Friday, October 29, 2010

playground games

What, If I may inquire, brings a person to the point where slips of cotton, weaved together and dyed green, are more important that their fellow being?  In some cases, it is not even the actual physical presence of these slips, but a digital representation there of.  I have pondered this for many years, never really being able to nail it down. 
 Perhaps, our offender,(for what else can we call someone who would value a slip of cotton over a person?), does not actually see the victim, (for what else can we call someone who's worth to another is less than a slip of paper?), and therefore does not realize that they are an actual flesh and blood person, someone's mother, father or child.  However, that does not hold water, for the offender knows of the reality in which they live, and knows as well that the actions of one can have horrible effect on others. Perhaps the victim has, in some way, wronged the offender, there by justifying the offender's actions. However, that too is a fallacy, for the victim is woefully ill equipped to harm the offender.  The answer might lie in karmic repercussions on the victim's part, and the offender is merely a tool of that karma coming around, but in a particular case, the victim has, by all karmic standards, done their level best to keep the scales balanced, even to the point of tipping them into the arena of karmic credit, rather than debt.

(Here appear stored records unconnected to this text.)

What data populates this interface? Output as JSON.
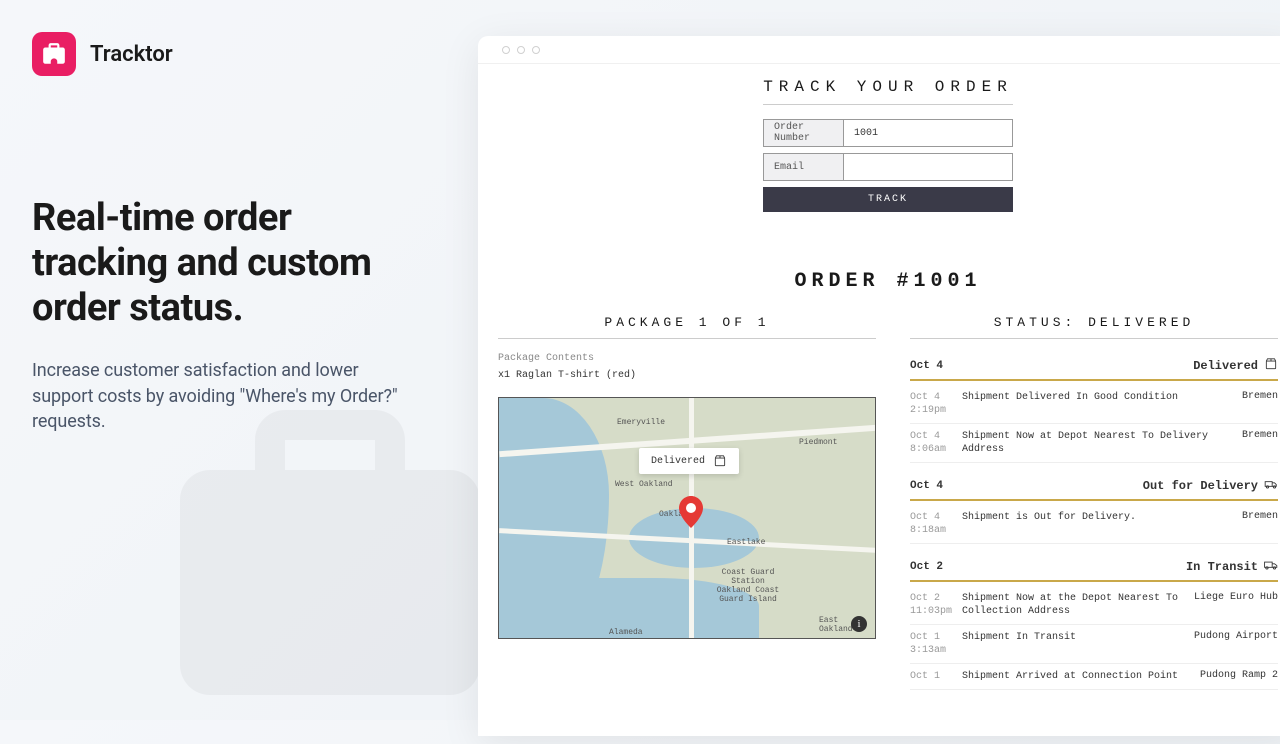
{
  "brand": {
    "name": "Tracktor"
  },
  "marketing": {
    "headline": "Real-time order tracking and custom order status.",
    "subhead": "Increase customer satisfaction and lower support costs by avoiding \"Where's my Order?\" requests."
  },
  "app": {
    "track_title": "TRACK YOUR ORDER",
    "form": {
      "order_label": "Order Number",
      "order_value": "1001",
      "email_label": "Email",
      "email_value": "",
      "button": "TRACK"
    },
    "order_heading": "ORDER #1001",
    "package_heading": "PACKAGE 1 OF 1",
    "status_heading": "STATUS: DELIVERED",
    "contents_label": "Package Contents",
    "contents_item": "x1   Raglan T-shirt (red)",
    "map": {
      "tooltip": "Delivered",
      "labels": [
        "Emeryville",
        "Piedmont",
        "West Oakland",
        "Oakland",
        "Eastlake",
        "Coast Guard Station Oakland Coast Guard Island",
        "Alameda",
        "East Oakland"
      ]
    },
    "status": {
      "groups": [
        {
          "date": "Oct 4",
          "label": "Delivered",
          "icon": "package-icon",
          "events": [
            {
              "date": "Oct 4",
              "time": "2:19pm",
              "msg": "Shipment Delivered In Good Condition",
              "loc": "Bremen"
            },
            {
              "date": "Oct 4",
              "time": "8:06am",
              "msg": "Shipment Now at Depot Nearest To Delivery Address",
              "loc": "Bremen"
            }
          ]
        },
        {
          "date": "Oct 4",
          "label": "Out for Delivery",
          "icon": "delivery-icon",
          "events": [
            {
              "date": "Oct 4",
              "time": "8:18am",
              "msg": "Shipment is Out for Delivery.",
              "loc": "Bremen"
            }
          ]
        },
        {
          "date": "Oct 2",
          "label": "In Transit",
          "icon": "truck-icon",
          "events": [
            {
              "date": "Oct 2",
              "time": "11:03pm",
              "msg": "Shipment Now at the Depot Nearest To Collection Address",
              "loc": "Liege Euro Hub"
            },
            {
              "date": "Oct 1",
              "time": "3:13am",
              "msg": "Shipment In Transit",
              "loc": "Pudong Airport"
            },
            {
              "date": "Oct 1",
              "time": "",
              "msg": "Shipment Arrived at Connection Point",
              "loc": "Pudong Ramp 2"
            }
          ]
        }
      ]
    }
  }
}
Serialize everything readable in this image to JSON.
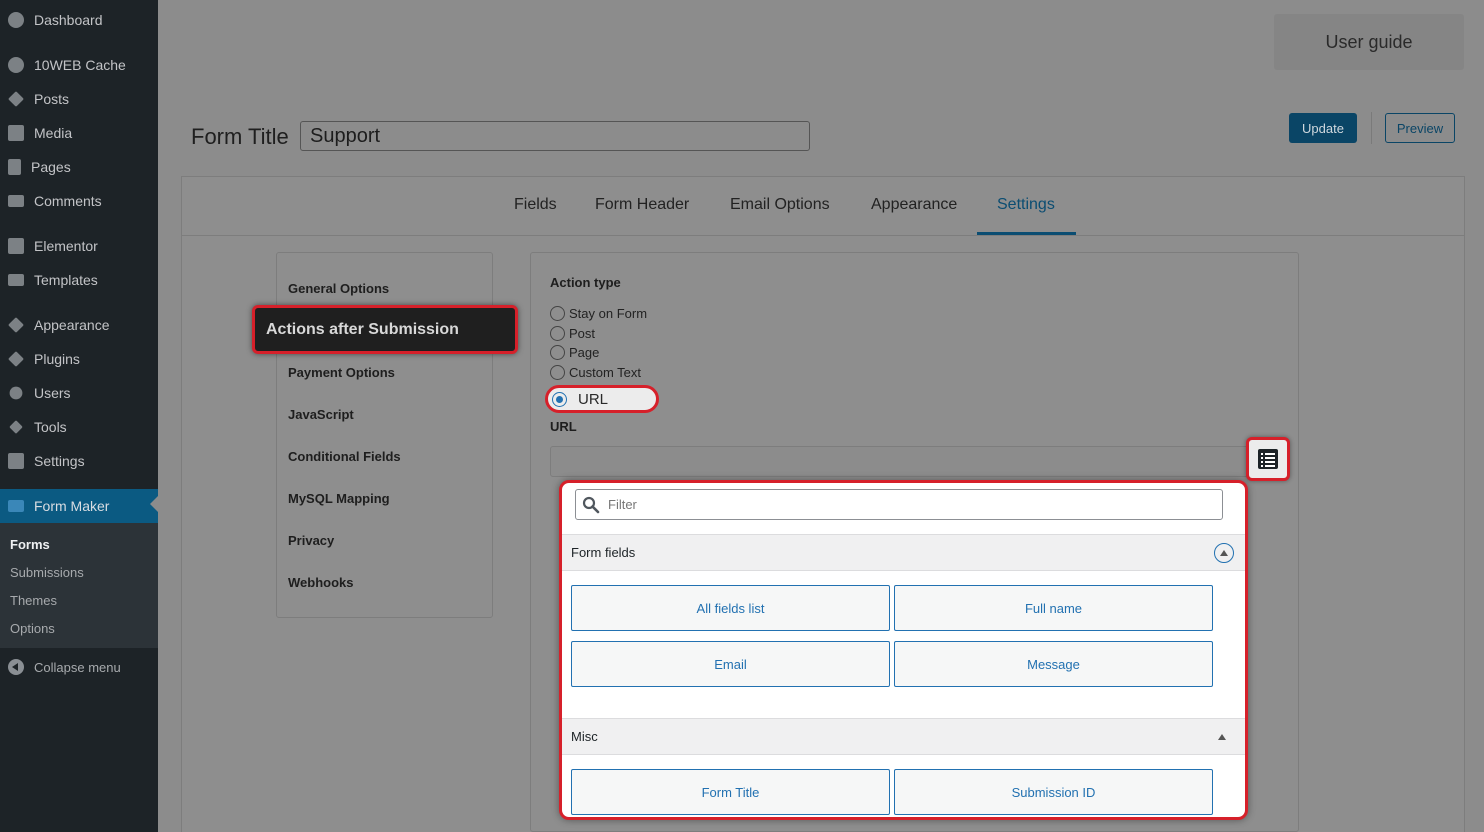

What then, can be the catalyst, the incentive, the motivation, to choose money over the life and well being of another?  Is it a tribal thing, where in, you are different from me, so we are not of the same tribe, and therefore, your welfare, your well being, even your existence, is of no consequence to me?  Perhaps that is it.  That we, for all our technological advances, for all our scientific, medicinal and artistic achievements, have for some strange reason, not evolutionarily cast off our tribal mentality but have, as our prehistoric ancestors did, clung to it even tighter when someone different passes by?  
I think perhaps this is the answer.  Look at children on the playground.  Childish games abound,  based solely on the "us and them" mentality.  Cops versus Robbers, Cowboys versus Indians, Americans versus Nazis, and, as puberty starts to rear it's inevitable head, the Boys vs. the Girls.  In middle and high school, the tribal games get new names, and the rules change, but they are still there.  Geek versus Jock.  Stoner versus Preppy.  Cheerleader versus Goth girl.  As adults, we still play these childish games, but they are no longer just games, there are lives at stake.  Republican versus Democrat.  Christian versus Atheist.  Presbyterian versus Catholic.  Executive versus Wage slave. American versus Arab. There are still our playground games, but not everyone gets to stand up when the teacher calls an end to recess, and the nurse cannot put a band aid on every cut or scratch, because some of them are invisible, like the losers to the playground games that adults continue to play.  Some are lethal, and the victor's story will have no contestation, for there is no one there to tell a different side of the story.  Mothers will weep for the fallen, but the invisible will only be able to weep for themselves.  Self pity is a loathed thing, but sometimes, it is all the conquered have left.  What is more attrocious, more loathsome, more pitiful than this, is sometimes, the winner sobs to all those who have watched this playground game in the adult world take place. In these sobs are heard the words "I had no  choice" or "I was just doing my job".  It was not acceptable at the Nuremberg trials, and karma will not accept it either.
So think long and hard before you act, my friends and enemies alike.  Is that little slip of cotton, truly worth a person?  Is it worth the karma to keep playing Playground Games?